Bon-a-tirer est une revue littéraire diffusant en ligne, en version intégrale des textes courts originaux et inédits écrits spécialement pour le Web par des écrivains actuels principalement de langue française.







Le livre à venir ? L'histoire de Karl et Lola, frère et soeur dans une ville dont l'industrie se meurt. À ce stade de l'écriture, je vois un fleuve, la neige, la canicule, deux pommes pourries, deux miroirs, un oeil blessé, des oiseaux, un poète de passage.
– Caroline Lamarche

 
LOLA ET LE POÈTE

Un poète envoie des cartes postales à Lola. De tous les lieux où il arpente les colloques, il lui signale qu'il l'attend, qu'il l'invite, qu'il la prie de le rejoindre, qu'il lui promet un séjour merveilleux dans la ville qu'il découvre.Parfois il fait même signer sa compagne du moment, le message alors se fait anodin, Venise est belle sous la pluie, Tu aimerais Amsterdam, Berlin t'attend.
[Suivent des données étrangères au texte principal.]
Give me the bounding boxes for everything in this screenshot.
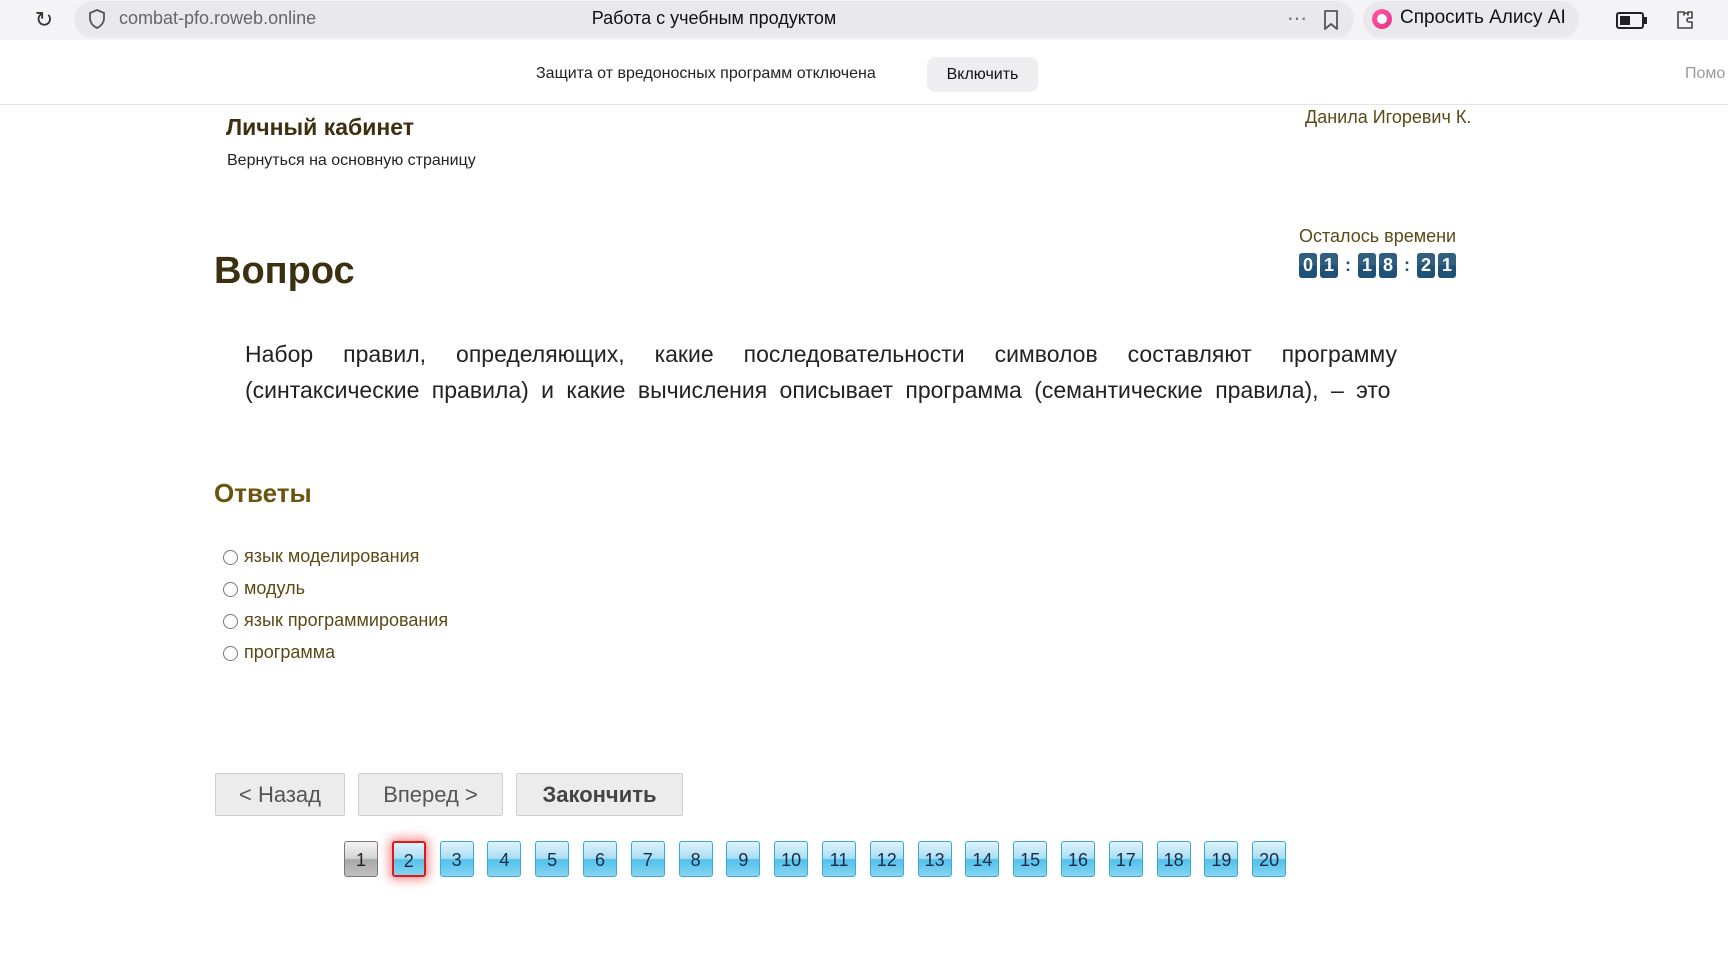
page-button-18[interactable]: 18: [1156, 841, 1191, 877]
page-button-10[interactable]: 10: [774, 841, 809, 877]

De retour de Venise, d'Amsterdam ou de Berlin, le poète appelle Lola tôt le matin, quand il pense que Karl dort encore — et il pense bien, il pense avec sa cervelle de mâle qui n'ignore rien des pièges du harcèlement sélectif. Tout fait farine à son petit moulin. Son agenda du jour porte plusieurs noms de femmes, il connaît l'heure fragile de chacune et s'en sert. La plupart sont ses égales s'agissant de la fonction, de la force de travail, de l'intelligence, mais la plupart croient encore à la bonté — et c'est là qu'intervient le poète : chacune de ses interventions s'assortit d'une manipulation sentimentale, d'un élan d'enfant perdu, et d'une réciprocité imaginée avec tant de despotisme, dans son orgueil de mâle-enfant, de tout-petit-tout-puissant, qu'elle met en branle une fois pour toutes la mécanique fidèle du harcèlement matinal. Qui m'a aimé m'aimera, ainsi pense le poète, veillant sur son harem, en escomptant les bénéfices, car l'une travaille au ministère des Arts et des Lettres, l'autre connaît un attaché d'Ambassade, la troisième est mariée à un organisateur d'événements, la quatrième a une naïveté baisable et un profil de muse. Chacune de ces femmes, jeune ou vieille, est sa confidente, à chacune il se livre dans une exclusivité largement partagée. Aucune d'entre elles, maternelles comme seules peuvent l'être celles qui ont couché par bonté, putes donc par destin, par compassion congénitale, ne révélera ce qu'elle sait, aucune ne trahira le secret, chacune se sentira honorée, à défaut d'être émue, par le harcèlement qui occupe l'heure fragile, tu es la seule à laquelle je puis dire cela, tu es la seule qui puisse le comprendre, je suis bouleversé de te connaître, pouvons-nous nous voir, quand? aujourd'hui? maintenant? quand tu veux…
   Non, dit Lola.
   Non, dira Lola.
   Non, a-t-elle dit autrefois.
   Pourtant elle a couché, comme les autres, avec cet homme qui se disait «perdu» et qui, du milieu de sa perdition, sous le front hâve qui s'abandonnait sur son sein, tenait mentalement l'agenda des candidates à la compassion. Elle a roulé sur son tapis en poil de chèvre, laissé son ergot dressé faire son petit travail, elle a observé cet homme mélanger tout, le social, le professionnel et jusqu'au sacré, par les exclamations qu'il lui a adressées, cet enthousiasme qu'il prétendait exclusif, dont sa sueur témoignait, ses râles et, quand tout fut accompli, sa certitude obtuse d'un contentement réciproque. Jusqu'aux mots qu'il lui a ensuite destinés : il la comparait, sans la nommer, à un voilier blanc venu des Amériques. Ce voilier blanc se retrouva dans une revue poétique, puis dans une émission radio, puis dans un recueil consacré à la Femme : souviens-toi que tu fus mon voilier blanc — ou plutôt :

   Souviens-
   toi
   que tu
   fus
   mon Voilier
  blanc


et chacun de se demander qui fut le voilier blanc du poète.

Pourquoi pas un sous-marin noir soviétique, pensait Lola avec dégoût et mélancolie. Car elle eût, de loin, préféré être le Koursk pour autant qu'il fût chargé de poètes.